It started 23rd of June 2013. The media was full on Supermoon stories and I as a novice photography enthusiast wanted to try my luck with that. So I started actually in the evening of 22nd of June, because the Moon rose in Tallinn, the capital of Estonia, at 21.14 (azimuth angle 133 degrees) – one and a half hour before sunset (22.42).
(I include all this numerical information, because this type of data helps to plan the events and your whereabouts. Usually I get this information from TimeAndDate.com.)
It was quite a long night chasing the Moon around the city, capturing one Iridium flare with my new camera (Canon 700D) and wide angle lens (Tokina 11-16, F/2.8).
Half coincidence, half planning, because being at the beach with a telescope 4 o’clock in the morning is not usually a coincidence, I happened to drive myself to the beach at the other side on Tallinn bay where one of the most iconic view at the old town of Tallinn can be seen.
I had no particular expectations what to see, but soon it became evident to my then unexperienced eye that there is a possibility that the Moon will hit the towers and churches. So I set up my telescope (Meade 102 mm APO, f=700 mm, F/6,9), attached the camera and started to wait. I had to reposition myself several times, because the Moon seemed to hover too high over the Toompea hill.
The moonset was scheduled at 4.22 and azimuth 227 degrees, the sunrise was expected at 4.03 at the opposite direction. Distance between my location and the St. Olaf’s church is about 7 km (4,3 miles).
Sun was rising from behind and illuminating the town a bit, but unfortunately the front lens of my telescope was quite foggy by that time, because of long waiting and air moisture that was condensing. If I’d knew the exact time of the moonset, I would have kept my telescope in the car and took it out just before the real action.
Another lesson I learned was that ‘shoot raw!’, especially in hard and dark conditions. All the pictures taken are jpg and not much dynamic range left to adjust the foggy pictures. The best I could draw out from the pictures can be seen above.
Original looks like this:
This experience provided me many valuable lessons, so next year I was better prepared.
I started to look for patterns – how the times and azimuths of the Moon change over a month and a year, what combination provides the best opportunity for Tallinn Moonset. The best recipe seems to be the full Moon setting nearest to the midsummer day. Sometimes this happens in June, sometimes in July, sometimes both months are worth trying. This combination provides the smallest azimuth angle so the view across the Tallinn bay is the best and the rising Sun illuminates the foreground just enough to capture the fine details and hues, but does not kill the contrast of the Moon.
I tried one shot in September 2013 (@230 degrees).
Again – captured in jpg format, wind was shaking the equipment, artificial light is not the best helper here.
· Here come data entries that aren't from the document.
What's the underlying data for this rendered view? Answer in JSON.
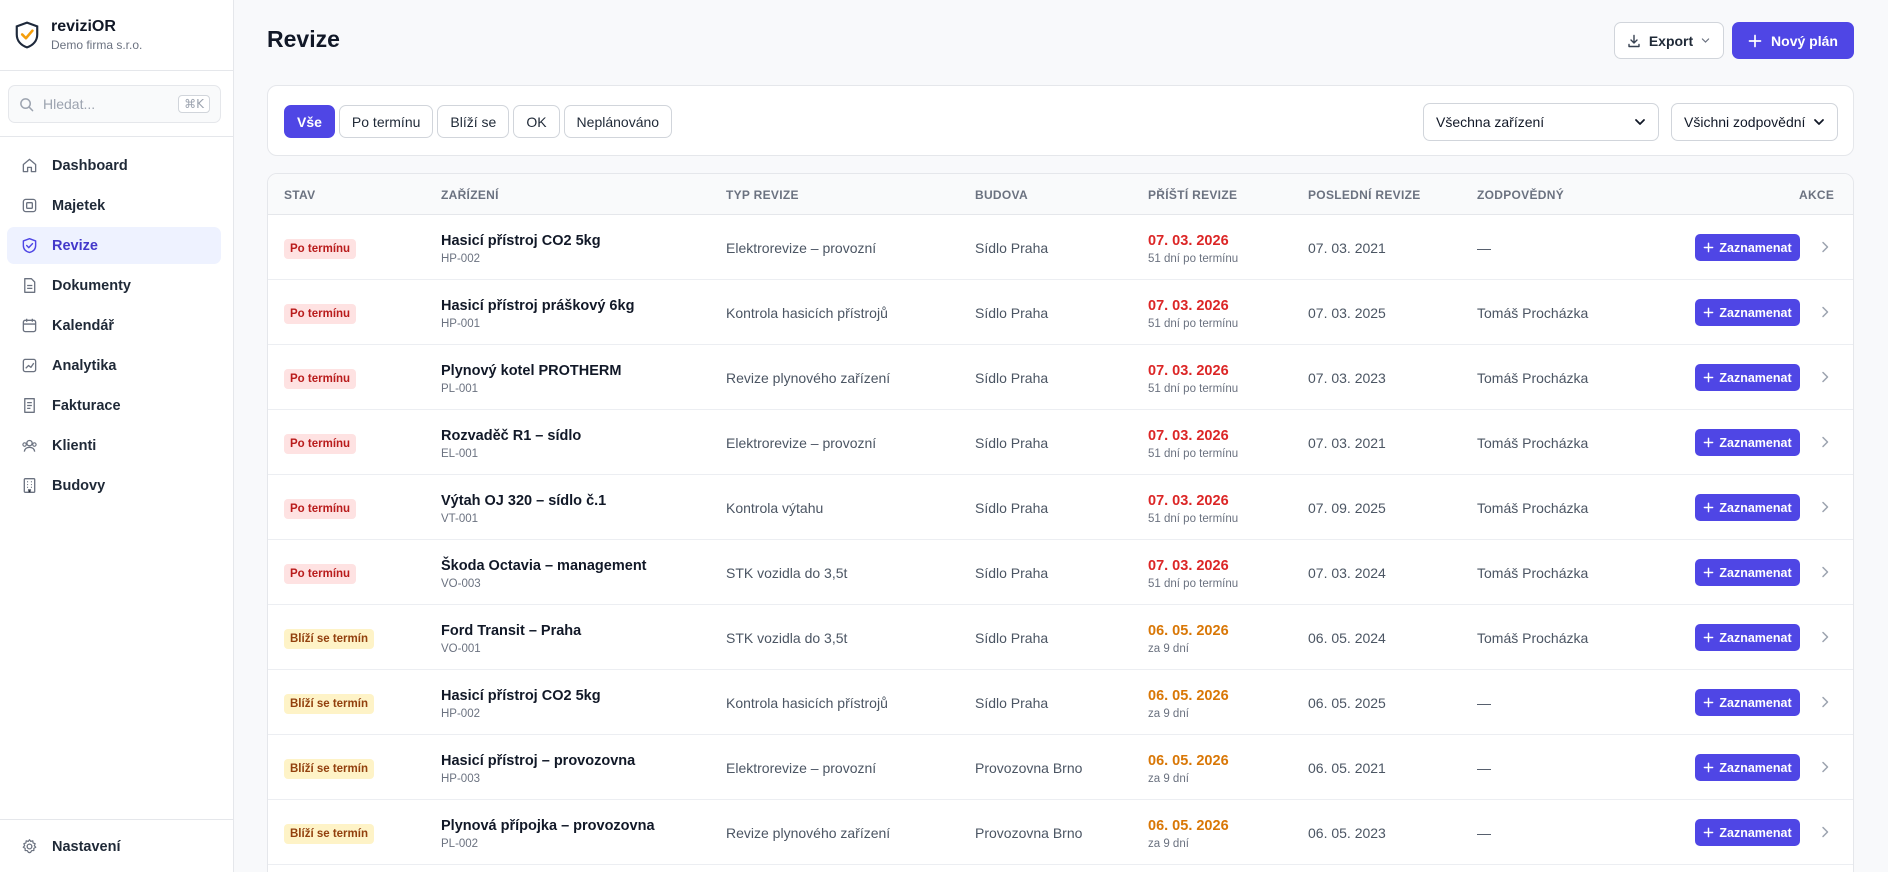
{
  "brand": {
    "name": "reviziOR",
    "company": "Demo firma s.r.o."
  },
  "search": {
    "placeholder": "Hledat...",
    "shortcut": "⌘K"
  },
  "nav": [
    {
      "label": "Dashboard",
      "icon": "home-icon"
    },
    {
      "label": "Majetek",
      "icon": "box-icon"
    },
    {
      "label": "Revize",
      "icon": "shield-check-icon",
      "active": true
    },
    {
      "label": "Dokumenty",
      "icon": "document-icon"
    },
    {
      "label": "Kalendář",
      "icon": "calendar-icon"
    },
    {
      "label": "Analytika",
      "icon": "chart-icon"
    },
    {
      "label": "Fakturace",
      "icon": "invoice-icon"
    },
    {
      "label": "Klienti",
      "icon": "users-icon"
    },
    {
      "label": "Budovy",
      "icon": "building-icon"
    }
  ],
  "settings": {
    "label": "Nastavení",
    "icon": "gear-icon"
  },
  "header": {
    "title": "Revize",
    "export_label": "Export",
    "new_label": "Nový plán"
  },
  "filters": {
    "chips": [
      {
        "label": "Vše",
        "active": true
      },
      {
        "label": "Po termínu"
      },
      {
        "label": "Blíží se"
      },
      {
        "label": "OK"
      },
      {
        "label": "Neplánováno"
      }
    ],
    "devices_select": "Všechna zařízení",
    "responsible_select": "Všichni zodpovědní"
  },
  "table": {
    "headers": {
      "status": "STAV",
      "device": "ZAŘÍZENÍ",
      "type": "TYP REVIZE",
      "building": "BUDOVA",
      "next": "PŘÍŠTÍ REVIZE",
      "last": "POSLEDNÍ REVIZE",
      "responsible": "ZODPOVĚDNÝ",
      "actions": "AKCE"
    },
    "record_label": "Zaznamenat",
    "rows": [
      {
        "status": "Po termínu",
        "kind": "over",
        "device": "Hasicí přístroj CO2 5kg",
        "code": "HP-002",
        "type": "Elektrorevize – provozní",
        "building": "Sídlo Praha",
        "next": "07. 03. 2026",
        "next_sub": "51 dní po termínu",
        "last": "07. 03. 2021",
        "responsible": "—"
      },
      {
        "status": "Po termínu",
        "kind": "over",
        "device": "Hasicí přístroj práškový 6kg",
        "code": "HP-001",
        "type": "Kontrola hasicích přístrojů",
        "building": "Sídlo Praha",
        "next": "07. 03. 2026",
        "next_sub": "51 dní po termínu",
        "last": "07. 03. 2025",
        "responsible": "Tomáš Procházka"
      },
      {
        "status": "Po termínu",
        "kind": "over",
        "device": "Plynový kotel PROTHERM",
        "code": "PL-001",
        "type": "Revize plynového zařízení",
        "building": "Sídlo Praha",
        "next": "07. 03. 2026",
        "next_sub": "51 dní po termínu",
        "last": "07. 03. 2023",
        "responsible": "Tomáš Procházka"
      },
      {
        "status": "Po termínu",
        "kind": "over",
        "device": "Rozvaděč R1 – sídlo",
        "code": "EL-001",
        "type": "Elektrorevize – provozní",
        "building": "Sídlo Praha",
        "next": "07. 03. 2026",
        "next_sub": "51 dní po termínu",
        "last": "07. 03. 2021",
        "responsible": "Tomáš Procházka"
      },
      {
        "status": "Po termínu",
        "kind": "over",
        "device": "Výtah OJ 320 – sídlo č.1",
        "code": "VT-001",
        "type": "Kontrola výtahu",
        "building": "Sídlo Praha",
        "next": "07. 03. 2026",
        "next_sub": "51 dní po termínu",
        "last": "07. 09. 2025",
        "responsible": "Tomáš Procházka"
      },
      {
        "status": "Po termínu",
        "kind": "over",
        "device": "Škoda Octavia – management",
        "code": "VO-003",
        "type": "STK vozidla do 3,5t",
        "building": "Sídlo Praha",
        "next": "07. 03. 2026",
        "next_sub": "51 dní po termínu",
        "last": "07. 03. 2024",
        "responsible": "Tomáš Procházka"
      },
      {
        "status": "Blíží se termín",
        "kind": "soon",
        "device": "Ford Transit – Praha",
        "code": "VO-001",
        "type": "STK vozidla do 3,5t",
        "building": "Sídlo Praha",
        "next": "06. 05. 2026",
        "next_sub": "za 9 dní",
        "last": "06. 05. 2024",
        "responsible": "Tomáš Procházka"
      },
      {
        "status": "Blíží se termín",
        "kind": "soon",
        "device": "Hasicí přístroj CO2 5kg",
        "code": "HP-002",
        "type": "Kontrola hasicích přístrojů",
        "building": "Sídlo Praha",
        "next": "06. 05. 2026",
        "next_sub": "za 9 dní",
        "last": "06. 05. 2025",
        "responsible": "—"
      },
      {
        "status": "Blíží se termín",
        "kind": "soon",
        "device": "Hasicí přístroj – provozovna",
        "code": "HP-003",
        "type": "Elektrorevize – provozní",
        "building": "Provozovna Brno",
        "next": "06. 05. 2026",
        "next_sub": "za 9 dní",
        "last": "06. 05. 2021",
        "responsible": "—"
      },
      {
        "status": "Blíží se termín",
        "kind": "soon",
        "device": "Plynová přípojka – provozovna",
        "code": "PL-002",
        "type": "Revize plynového zařízení",
        "building": "Provozovna Brno",
        "next": "06. 05. 2026",
        "next_sub": "za 9 dní",
        "last": "06. 05. 2023",
        "responsible": "—"
      }
    ]
  },
  "colors": {
    "accent": "#4f46e5",
    "overdue": "#dc2626",
    "soon": "#d97706"
  }
}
But this is how the experience is growing.
Fast forward to 11. July 2014. Moonset at 3.34 @230 degrees, sunrise at 4.22. I’ll show this picture, because here one can see the reflection of moonlight on the water.
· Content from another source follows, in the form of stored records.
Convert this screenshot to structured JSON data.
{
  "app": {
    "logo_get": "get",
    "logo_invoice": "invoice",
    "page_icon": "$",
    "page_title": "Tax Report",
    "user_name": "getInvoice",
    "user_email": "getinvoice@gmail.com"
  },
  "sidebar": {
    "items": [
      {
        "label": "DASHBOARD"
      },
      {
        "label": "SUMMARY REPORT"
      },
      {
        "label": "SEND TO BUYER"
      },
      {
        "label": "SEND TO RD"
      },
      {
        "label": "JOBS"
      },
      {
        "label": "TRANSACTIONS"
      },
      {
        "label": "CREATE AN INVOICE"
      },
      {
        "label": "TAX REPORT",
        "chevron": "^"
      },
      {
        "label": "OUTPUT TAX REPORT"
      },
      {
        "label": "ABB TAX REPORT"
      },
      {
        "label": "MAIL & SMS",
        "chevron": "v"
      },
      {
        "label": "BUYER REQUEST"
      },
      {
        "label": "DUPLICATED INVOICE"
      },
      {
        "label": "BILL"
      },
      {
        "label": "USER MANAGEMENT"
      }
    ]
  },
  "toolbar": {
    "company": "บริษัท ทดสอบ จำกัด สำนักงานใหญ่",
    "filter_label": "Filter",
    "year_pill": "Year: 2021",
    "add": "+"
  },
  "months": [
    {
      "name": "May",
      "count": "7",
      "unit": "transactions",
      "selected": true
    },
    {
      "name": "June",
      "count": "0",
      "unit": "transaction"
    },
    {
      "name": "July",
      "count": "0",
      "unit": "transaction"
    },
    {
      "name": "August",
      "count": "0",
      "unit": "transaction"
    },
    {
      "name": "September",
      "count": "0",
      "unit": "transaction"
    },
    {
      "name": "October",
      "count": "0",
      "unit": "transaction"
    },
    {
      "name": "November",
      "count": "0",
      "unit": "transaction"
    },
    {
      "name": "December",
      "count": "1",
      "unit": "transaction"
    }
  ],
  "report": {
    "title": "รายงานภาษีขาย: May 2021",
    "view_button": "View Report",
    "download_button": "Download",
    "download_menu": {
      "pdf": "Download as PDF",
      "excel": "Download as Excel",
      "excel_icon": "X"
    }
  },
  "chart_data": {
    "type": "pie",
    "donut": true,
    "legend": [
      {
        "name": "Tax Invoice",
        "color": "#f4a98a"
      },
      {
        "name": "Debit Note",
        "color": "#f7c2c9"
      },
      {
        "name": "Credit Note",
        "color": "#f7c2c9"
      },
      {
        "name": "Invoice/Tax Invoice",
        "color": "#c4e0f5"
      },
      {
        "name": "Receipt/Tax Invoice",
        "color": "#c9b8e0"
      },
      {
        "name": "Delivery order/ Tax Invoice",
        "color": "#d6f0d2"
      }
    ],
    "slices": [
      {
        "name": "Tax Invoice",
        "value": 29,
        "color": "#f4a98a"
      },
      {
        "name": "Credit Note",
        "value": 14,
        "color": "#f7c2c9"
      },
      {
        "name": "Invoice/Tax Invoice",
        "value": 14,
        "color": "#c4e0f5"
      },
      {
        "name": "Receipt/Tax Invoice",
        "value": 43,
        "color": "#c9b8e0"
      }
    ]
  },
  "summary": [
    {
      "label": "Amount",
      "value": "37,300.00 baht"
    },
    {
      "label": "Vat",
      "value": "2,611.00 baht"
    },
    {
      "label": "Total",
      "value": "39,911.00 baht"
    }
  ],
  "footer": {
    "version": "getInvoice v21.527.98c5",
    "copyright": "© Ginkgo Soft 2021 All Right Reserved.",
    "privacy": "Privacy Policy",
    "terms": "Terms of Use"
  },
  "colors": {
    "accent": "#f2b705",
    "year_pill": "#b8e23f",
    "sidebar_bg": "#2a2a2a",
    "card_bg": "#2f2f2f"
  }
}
The reflection is important, because when I first published the main picture (see below) some people did not believe that this is not photoshopped from two different images, but one shot composition. Reflection on water is hard to fake, I believe.
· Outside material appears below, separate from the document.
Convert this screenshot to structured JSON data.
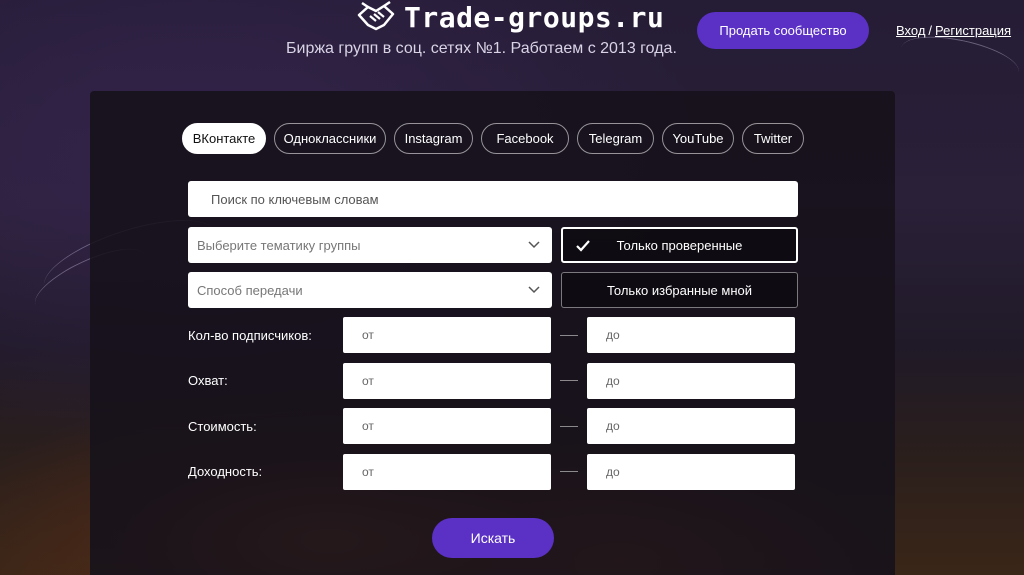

In some versions I erased the ugly balloon. 1/4 s @ISO400, Canon EOS700D +Meade 102 mm APO refractor, f=700 mm. Thousands of likes and hundreds of shares in Facebook.
Seems that this separation between sunrise and moonset is optimal as we will see next year.
I have got My Picture of that scenery, I have shattered the minds of thousands of people, I have provided something only few have ever seen before. So now is the time to give it public and educate people how to do it on their own if you happen to have this kind of inclination. So the alignment of full Moon and Tallinn was made a public event. 3000 was interested and 360 people claimed that they will attend. In reality maybe 50 people were at the beach between 3 and 4 in the morning.
1. July, moonset at 4.07 @231 degrees, sunrise at 4.08. But clouds covered the Moon before it touched the old town peaks.
Some of us tried the next morning – moonset at 5.07 @232 degrees, sunrise 4.09, so the city was fully illuminated by the Sun, but the background sky was also bright and diminished the contrast of the Moon.
One picture from that set was published on Sky and Telescope web gallery. Our local media was also interested and many galleries provided many pictures, see Facebook event discussion page.
Scheduled at June 20, moonset at 4.45 @231 degrees, sunrise at 4.03. 9200 was interested and 1800 claimed that they will attend. And again – clouds overplayed the Moon.
Pictures were taken and media observed the event, some links can be found here.
But I was not satisfied and went back to the beach on July 18 (moonset 3.27 @231 degrees, sunrise 4.36) and July 19 (4.22 @232 degrees, sunrise 4.38).
July 18 was too dark.
July 19 was just right
Planned date is 8. July starting at 3 o’clock. Moonset time is 4.04 @229 degrees, sunrise at 4.18.